How Howler Monkey Sauce Began-
Howler Monkey Sauce, Inc. started in our kitchens. The concept of our sauce however, had been around for quite some time. Tom and I both grew up in the former Panama Canal Zone, a United States territory surrounding the Panama Canal. After we moved to Florida, in the late 90’s, we found that with each trip back to visit we had a common item being brought back in our suitcases…Aji Chombo hot sauce!
Aji Chombo is a hot sauce unique to Panama, traditionally made with Aji Chombo peppers which are a Scotch Bonnet and Habanero variety. So Tom and I decided that rather than bringing Aji Chombo back with us each time they traveled, we would take a stab of making our own version. So Howler Monkey Sauce, Inc was born with our first production date being 6/28/10.
Our operation and sauces
We have a strong presence in North Florida and the Tampa Bay area. We produce our sauce in St. Augustine, our headquarter is in Jacksonville Beach. Our current distribution to restaurants is concentrated in North Florida and the Florida Panhandle.

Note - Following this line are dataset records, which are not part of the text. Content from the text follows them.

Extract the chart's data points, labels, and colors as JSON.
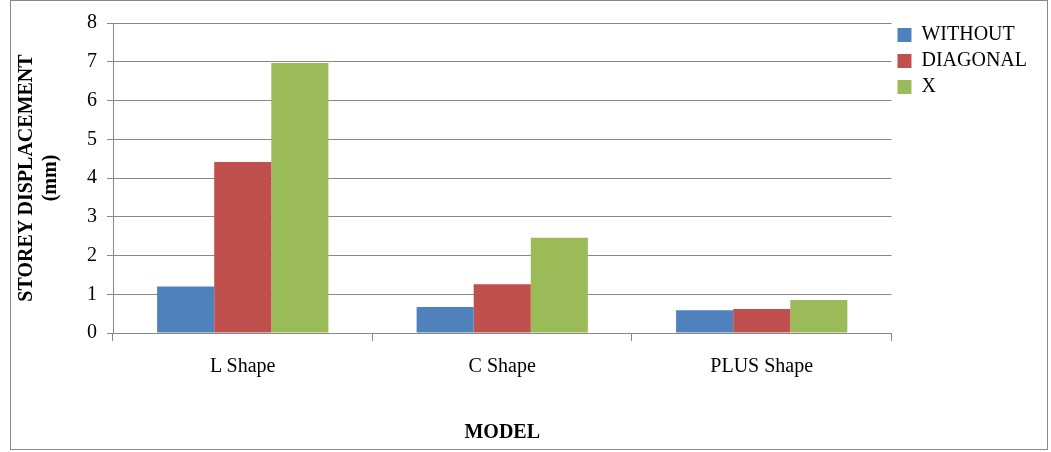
{
  "chart_data": {
    "type": "bar",
    "xlabel": "MODEL",
    "ylabel": "STOREY DISPLACEMENT\n(mm)",
    "categories": [
      "L Shape",
      "C Shape",
      "PLUS Shape"
    ],
    "series": [
      {
        "name": "WITHOUT",
        "color": "#4f81bd",
        "values": [
          1.2,
          0.67,
          0.59
        ]
      },
      {
        "name": "DIAGONAL",
        "color": "#c0504d",
        "values": [
          4.41,
          1.26,
          0.62
        ]
      },
      {
        "name": "X",
        "color": "#9bbb59",
        "values": [
          6.97,
          2.46,
          0.85
        ]
      }
    ],
    "ylim": [
      0,
      8
    ],
    "yticks": [
      0,
      1,
      2,
      3,
      4,
      5,
      6,
      7,
      8
    ],
    "grid": "y",
    "legend": "right"
  }
}
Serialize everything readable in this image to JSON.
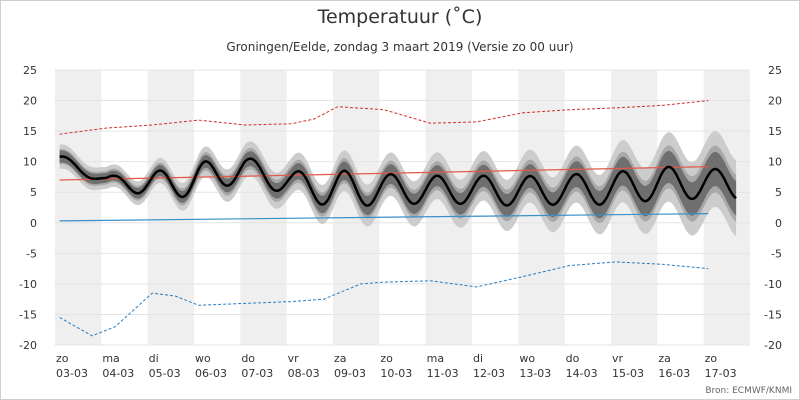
{
  "title": "Temperatuur (˚C)",
  "subtitle": "Groningen/Eelde, zondag 3 maart 2019 (Versie zo 00 uur)",
  "source": "Bron: ECMWF/KNMI",
  "colors": {
    "ensemble_outer": "#cccccc",
    "ensemble_mid": "#a8a8a8",
    "ensemble_inner": "#6f6f6f",
    "median": "#000000",
    "normal_max": "#e05a4a",
    "normal_min": "#3a8fc8",
    "record_max": "#d0302a",
    "record_min": "#2a7cc0",
    "weekend_band": "#efefef"
  },
  "chart_data": {
    "type": "line",
    "title": "Temperatuur (˚C)",
    "ylim": [
      -20,
      25
    ],
    "yticks": [
      -20,
      -15,
      -10,
      -5,
      0,
      5,
      10,
      15,
      20,
      25
    ],
    "x_labels": [
      {
        "day": "zo",
        "date": "03-03"
      },
      {
        "day": "ma",
        "date": "04-03"
      },
      {
        "day": "di",
        "date": "05-03"
      },
      {
        "day": "wo",
        "date": "06-03"
      },
      {
        "day": "do",
        "date": "07-03"
      },
      {
        "day": "vr",
        "date": "08-03"
      },
      {
        "day": "za",
        "date": "09-03"
      },
      {
        "day": "zo",
        "date": "10-03"
      },
      {
        "day": "ma",
        "date": "11-03"
      },
      {
        "day": "di",
        "date": "12-03"
      },
      {
        "day": "wo",
        "date": "13-03"
      },
      {
        "day": "do",
        "date": "14-03"
      },
      {
        "day": "vr",
        "date": "15-03"
      },
      {
        "day": "za",
        "date": "16-03"
      },
      {
        "day": "zo",
        "date": "17-03"
      }
    ],
    "shaded_day_indices": [
      0,
      2,
      4,
      6,
      8,
      10,
      12,
      14
    ],
    "median_max": [
      11.2,
      7.6,
      8.3,
      9.9,
      10.8,
      8.4,
      8.6,
      8.0,
      7.7,
      7.7,
      7.6,
      7.9,
      8.3,
      9.2,
      8.8
    ],
    "median_min": [
      9.3,
      6.3,
      4.1,
      4.3,
      7.1,
      4.3,
      2.3,
      3.1,
      3.1,
      3.1,
      2.7,
      3.1,
      2.9,
      3.9,
      3.9
    ],
    "inner_spread": [
      1.0,
      0.8,
      0.9,
      1.0,
      1.2,
      1.3,
      1.5,
      1.6,
      1.7,
      1.8,
      1.9,
      2.1,
      2.3,
      2.6,
      2.8
    ],
    "outer_spread": [
      2.0,
      1.8,
      2.0,
      2.4,
      2.8,
      3.0,
      3.3,
      3.5,
      3.8,
      4.0,
      4.3,
      4.6,
      5.0,
      5.6,
      6.2
    ],
    "normal_max": {
      "x": [
        0,
        14
      ],
      "y": [
        7.0,
        9.2
      ]
    },
    "normal_min": {
      "x": [
        0,
        14
      ],
      "y": [
        0.3,
        1.5
      ]
    },
    "record_max": {
      "x": [
        0,
        1,
        2,
        3,
        4,
        5,
        5.5,
        6,
        7,
        8,
        9,
        10,
        11,
        12,
        13,
        14
      ],
      "y": [
        14.5,
        15.5,
        16.0,
        16.8,
        16.0,
        16.2,
        17.0,
        19.0,
        18.5,
        16.3,
        16.5,
        18.0,
        18.5,
        18.8,
        19.2,
        20.0
      ]
    },
    "record_min": {
      "x": [
        0,
        0.7,
        1.2,
        2.0,
        2.5,
        3.0,
        4.0,
        5.0,
        5.7,
        6.5,
        7.0,
        8.0,
        9.0,
        10.0,
        11.0,
        12.0,
        13.0,
        14.0
      ],
      "y": [
        -15.5,
        -18.5,
        -17.0,
        -11.5,
        -12.0,
        -13.5,
        -13.2,
        -12.9,
        -12.5,
        -10.0,
        -9.7,
        -9.5,
        -10.5,
        -8.8,
        -7.0,
        -6.4,
        -6.8,
        -7.5
      ]
    }
  }
}
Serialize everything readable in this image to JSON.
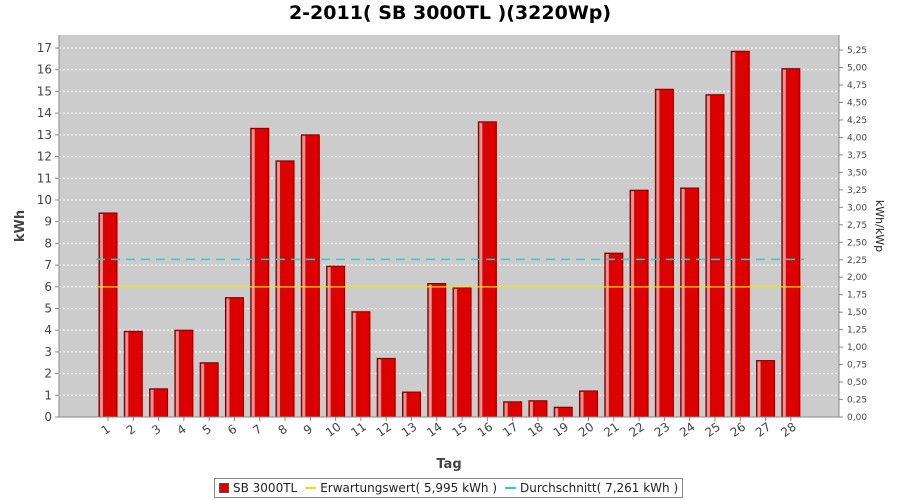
{
  "colors": {
    "bar": "#dd0000",
    "expected_line": "#e5e500",
    "average_line": "#33cccc",
    "plot_bg": "#cccccc"
  },
  "chart_data": {
    "type": "bar",
    "title": "2-2011( SB 3000TL )(3220Wp)",
    "xlabel": "Tag",
    "ylabel": "kWh",
    "y2label": "kWh/kWp",
    "ylim": [
      0,
      17.6
    ],
    "y_ticks": [
      0,
      1,
      2,
      3,
      4,
      5,
      6,
      7,
      8,
      9,
      10,
      11,
      12,
      13,
      14,
      15,
      16,
      17
    ],
    "y2_ticks": [
      "0,00",
      "0,25",
      "0,50",
      "0,75",
      "1,00",
      "1,25",
      "1,50",
      "1,75",
      "2,00",
      "2,25",
      "2,50",
      "2,75",
      "3,00",
      "3,25",
      "3,50",
      "3,75",
      "4,00",
      "4,25",
      "4,50",
      "4,75",
      "5,00",
      "5,25"
    ],
    "y2_tick_values": [
      0,
      0.25,
      0.5,
      0.75,
      1.0,
      1.25,
      1.5,
      1.75,
      2.0,
      2.25,
      2.5,
      2.75,
      3.0,
      3.25,
      3.5,
      3.75,
      4.0,
      4.25,
      4.5,
      4.75,
      5.0,
      5.25
    ],
    "kwp": 3.22,
    "grid": true,
    "legend_position": "bottom",
    "categories": [
      "1",
      "2",
      "3",
      "4",
      "5",
      "6",
      "7",
      "8",
      "9",
      "10",
      "11",
      "12",
      "13",
      "14",
      "15",
      "16",
      "17",
      "18",
      "19",
      "20",
      "21",
      "22",
      "23",
      "24",
      "25",
      "26",
      "27",
      "28"
    ],
    "series": [
      {
        "name": "SB 3000TL",
        "values": [
          9.4,
          3.95,
          1.3,
          4.0,
          2.5,
          5.5,
          13.3,
          11.8,
          13.0,
          6.95,
          4.85,
          2.7,
          1.15,
          6.15,
          5.95,
          13.6,
          0.7,
          0.75,
          0.45,
          1.2,
          7.55,
          10.45,
          15.1,
          10.55,
          14.85,
          16.85,
          2.6,
          16.05
        ]
      }
    ],
    "reference_lines": [
      {
        "name": "Erwartungswert( 5,995 kWh )",
        "value": 5.995,
        "style": "solid"
      },
      {
        "name": "Durchschnitt( 7,261 kWh )",
        "value": 7.261,
        "style": "dashed"
      }
    ]
  }
}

We also have distribution to grocery in the Tampa area expanding into Orlando. We handle on all online orders personally through our website www.howlermonkeysauce.com. We have 4 flavors; Original, Hot, Amarillo and Verde. Our most popular sauce is the Original. The original does well because it is an excellent replacement to your
ordinary table sauces you typically find in a restaurant.
Interesting learning by making lots of Hot Sauce
Something we found out the hard way was that when dealing with an all natural product you have to expect a variance from one batch to the next. We found that peppers grown in the dry season tend to be hotter as that is their internal mechanism for dealing with drought. Peppers harvested in the rainy season are less hot and have more water content.